This week, top Democrats—including President Obama and Senate Majority Leader Harry Reid—are locked into a full-court press, calling for a 5.6 percent surtax on millionaires to help pay for the president’s $445 billion jobs bill. In the week that is/was Occupy Wall Street, that sounds like a can’t-miss political winner.
But the Tax Policy Center’s Howard Gleckman says, “Hey, slow down!” While the surtax would raise the average tax bill of millionaires by some $110,000, the fact is that there simply aren’t enough millionaires to actually solve the country’s fiscal problems. “If we are going to get serious about the deficit, people making $200,000 (or even $100,000) have got to help out,” Gleckman suggests.
Gleckman’s chief concern: That the surtax will torpedo any realistic effort at long-term tax reform. Thanks to tax changes in the offing—the expected expiration of the Bush tax cuts, which will spike the top rate to 39.6 and curb a number of exemptions, along with a .9 percent surtax on expensive plans as part of health care reform—the top marginal tax rate for millionaires would climb to nearly 50 percent by 2013. And according to the current schedule, the tax rate on capital gains will also almost double by 2013.
So what’s the problem?
With rates this high, the political pressure to protect tax preferences will be enormous. After all, the rich are going to fight much harder to protect breaks that are worth 50 cents on the dollar than one that is worth only 35 cents. And I stupidly thought the idea was to lower rates and eliminate these subsidies.

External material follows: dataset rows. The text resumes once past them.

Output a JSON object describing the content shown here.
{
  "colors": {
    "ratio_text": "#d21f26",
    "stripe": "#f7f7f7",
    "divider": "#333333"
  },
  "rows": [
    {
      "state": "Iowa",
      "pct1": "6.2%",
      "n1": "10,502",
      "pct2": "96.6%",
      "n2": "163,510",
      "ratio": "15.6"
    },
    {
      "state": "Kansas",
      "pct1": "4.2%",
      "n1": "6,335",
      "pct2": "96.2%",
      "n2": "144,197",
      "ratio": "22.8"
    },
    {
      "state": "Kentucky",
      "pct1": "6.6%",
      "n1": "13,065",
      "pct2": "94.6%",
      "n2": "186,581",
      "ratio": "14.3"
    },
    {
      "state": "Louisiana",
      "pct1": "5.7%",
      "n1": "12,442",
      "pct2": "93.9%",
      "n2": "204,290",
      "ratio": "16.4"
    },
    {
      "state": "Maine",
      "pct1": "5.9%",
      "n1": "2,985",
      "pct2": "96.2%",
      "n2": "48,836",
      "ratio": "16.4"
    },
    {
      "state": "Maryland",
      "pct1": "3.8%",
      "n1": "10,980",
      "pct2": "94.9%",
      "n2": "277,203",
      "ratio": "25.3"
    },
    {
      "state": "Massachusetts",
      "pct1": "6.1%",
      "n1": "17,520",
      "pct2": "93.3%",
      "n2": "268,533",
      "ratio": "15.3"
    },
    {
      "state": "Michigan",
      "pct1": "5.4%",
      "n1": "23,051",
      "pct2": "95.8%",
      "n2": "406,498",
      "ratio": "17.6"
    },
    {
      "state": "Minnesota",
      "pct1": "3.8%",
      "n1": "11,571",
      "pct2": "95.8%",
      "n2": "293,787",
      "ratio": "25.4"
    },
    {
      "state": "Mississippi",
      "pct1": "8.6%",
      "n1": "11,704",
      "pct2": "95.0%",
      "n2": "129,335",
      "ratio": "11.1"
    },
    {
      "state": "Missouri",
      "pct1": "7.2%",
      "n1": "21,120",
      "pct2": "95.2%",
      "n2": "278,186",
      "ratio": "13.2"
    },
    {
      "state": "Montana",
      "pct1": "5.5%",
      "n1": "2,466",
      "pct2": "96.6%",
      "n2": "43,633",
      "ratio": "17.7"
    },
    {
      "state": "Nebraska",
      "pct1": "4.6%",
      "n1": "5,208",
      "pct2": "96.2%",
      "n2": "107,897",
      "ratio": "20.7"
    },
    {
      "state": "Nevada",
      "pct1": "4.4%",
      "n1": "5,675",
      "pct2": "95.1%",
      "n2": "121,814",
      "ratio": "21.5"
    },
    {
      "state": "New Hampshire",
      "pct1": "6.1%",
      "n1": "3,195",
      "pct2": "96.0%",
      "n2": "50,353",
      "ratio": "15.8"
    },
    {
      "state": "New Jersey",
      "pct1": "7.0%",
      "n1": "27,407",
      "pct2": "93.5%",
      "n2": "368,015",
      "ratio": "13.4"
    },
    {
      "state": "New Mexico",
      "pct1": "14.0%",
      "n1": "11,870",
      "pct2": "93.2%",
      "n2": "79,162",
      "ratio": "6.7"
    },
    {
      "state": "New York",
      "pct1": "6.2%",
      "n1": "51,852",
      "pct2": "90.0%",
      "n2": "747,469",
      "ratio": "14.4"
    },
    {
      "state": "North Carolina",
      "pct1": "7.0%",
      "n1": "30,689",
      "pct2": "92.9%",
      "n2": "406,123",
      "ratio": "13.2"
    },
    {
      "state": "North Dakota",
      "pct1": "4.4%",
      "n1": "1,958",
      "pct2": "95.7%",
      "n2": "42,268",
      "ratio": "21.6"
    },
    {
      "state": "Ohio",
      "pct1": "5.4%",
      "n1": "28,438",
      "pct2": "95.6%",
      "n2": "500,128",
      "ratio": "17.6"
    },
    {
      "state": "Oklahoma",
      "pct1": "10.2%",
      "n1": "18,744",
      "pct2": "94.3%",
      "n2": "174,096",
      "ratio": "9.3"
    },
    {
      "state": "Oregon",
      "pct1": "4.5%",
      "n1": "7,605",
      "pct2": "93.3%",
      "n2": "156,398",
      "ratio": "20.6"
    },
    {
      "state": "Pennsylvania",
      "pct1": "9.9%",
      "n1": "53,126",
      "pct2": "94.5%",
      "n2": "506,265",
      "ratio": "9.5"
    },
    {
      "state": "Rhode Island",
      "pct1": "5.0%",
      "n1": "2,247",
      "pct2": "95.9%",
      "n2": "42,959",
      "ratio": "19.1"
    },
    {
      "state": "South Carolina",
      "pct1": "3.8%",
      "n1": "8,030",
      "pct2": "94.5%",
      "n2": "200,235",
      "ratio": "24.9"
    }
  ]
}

Reid wants to be able to say that Republicans blocked a critical jobs bill just to protect their fat-cat millionaire pals. Give him credit for smart politics: By replacing the potpourri of tax increases Obama would have used to pay for his stimulus bill with a simple, easy to understand millionaire tax, the Senate Democratic leader has done a wonderful job clarifying his party’s message.
Gleckman’s complaint here is that the surtax, while good politics, spells trouble for long-term tax policy.
But Gleckman’s operating in a universe where broad-based tax reform—lowering tax rates and curbing deductions—seems somehow politically feasible in the near or even the long term. That’s not really the case: Obama’s jobs bill, with the surtax (and quite possibly without), doesn’t have a shot. So policy-wise, he’s backed into a corner. But if the political play—one that Democrats and Republicans around the country are clamoring for—is the only one you’ve got, then it’s the one you make. With popular opinion still on his side when it comes to making the rich pay their fair share, why not exploit the advantage?